Un événement original et sans aucun doute passionnant, qui intègrera une composition réalisée à partir d’un texte de la marraine, imaginée par la pensionnaire de l’année, compositrice en résidence, Tatiana Probst. Nous y reviendrons.

L’occasion de découvrir (ou de confirmer) que littérature et musique ont des points communs, ne serait-ce que le rythme. D’apprendre que Christine Angot, si elle n’apprécie pas de s’embarquer avec la Pacific 231 d’Honegger, trop imagée pour elle (« La musique c’est un texte, pas une image. Ça nous parle. Ça nous dit quelque chose. Pas en mots, mais ça nous dit quelque chose qu’on entend, qu’on comprend et qu’on reçoit.»), est sensible au jazz, cette voix humaine sans les mots : « Le jazz m’intéresse car c’est une sorte de texte dans lequel les mots ne sont pas formés. C’est le souffle humain. » (France-Musique)

Voix, clavier, partition

Ce n’est pas du jazz que l’on entendra ce jour-là mais une création contemporaine pour voix et piano, inspirée par un texte de l’autrice et signée Tatiana Probst, jeune femme talentueuse qui mêle chant (elle est soprano), interprétation (elle a été premier prix de piano) et composition. Elle aussi sait parler de la musique puisqu’elle a monté, avec sa sœur Barbara, un spectacle intitulé…Des notes et des mots. Pour la petite, et belle, histoire, soulignons que Tatiana Probst fait partie d’un famille où se bousculent les grands noms, à commencer par celui de sa grand-mère, Gisèle Casadesus et, en toute logique généalogique, que son oncle est le chef Jean-Claude Casadesus. Oui, celui qui est passé par Tours, notamment pour fêter la Nouvelle année, entre autres.

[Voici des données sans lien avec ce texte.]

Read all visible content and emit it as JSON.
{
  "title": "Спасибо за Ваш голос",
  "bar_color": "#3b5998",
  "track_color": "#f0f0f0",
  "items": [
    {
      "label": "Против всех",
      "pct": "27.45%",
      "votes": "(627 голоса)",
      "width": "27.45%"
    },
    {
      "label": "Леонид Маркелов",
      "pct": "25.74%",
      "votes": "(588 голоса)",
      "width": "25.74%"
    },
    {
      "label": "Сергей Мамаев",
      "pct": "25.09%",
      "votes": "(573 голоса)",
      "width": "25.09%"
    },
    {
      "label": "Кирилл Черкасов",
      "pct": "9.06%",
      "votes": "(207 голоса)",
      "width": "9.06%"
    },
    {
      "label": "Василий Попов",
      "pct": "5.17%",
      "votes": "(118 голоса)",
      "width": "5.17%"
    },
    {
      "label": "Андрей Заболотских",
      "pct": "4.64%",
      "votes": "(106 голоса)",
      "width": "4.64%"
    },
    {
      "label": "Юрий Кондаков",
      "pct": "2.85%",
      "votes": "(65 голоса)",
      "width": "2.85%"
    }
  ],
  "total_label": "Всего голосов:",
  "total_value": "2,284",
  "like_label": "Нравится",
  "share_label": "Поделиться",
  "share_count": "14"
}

Christine Angot parle musique à l'Opéra de Tours
Tatiana Probst compose et interprète une œuvre inspirée par un texte de Christine Angot. (Photo DR Capucine de Chocqueuse)

Compositrice dès l’âge de neuf ans (!), Tatiana Probst n’arrêtera jamais d’écrire, même pendant ses études de chant au Conservatoire de Paris. C’est ainsi qu’on entendra son travail à l’Abbaye de Fontevraud (un hommage à Dutilleux) ou à la salle Gaveau. Inutile de dire qu’elle est la première à interpréter la partie vocale de beaucoup de ses pièces.

Ce sera peut-être le cas dans le foyer de l’Opéra de Tours. Mais, cette fois, ce sera une œuvre à deux voix, celle de Christine Angot étant là pour le texte.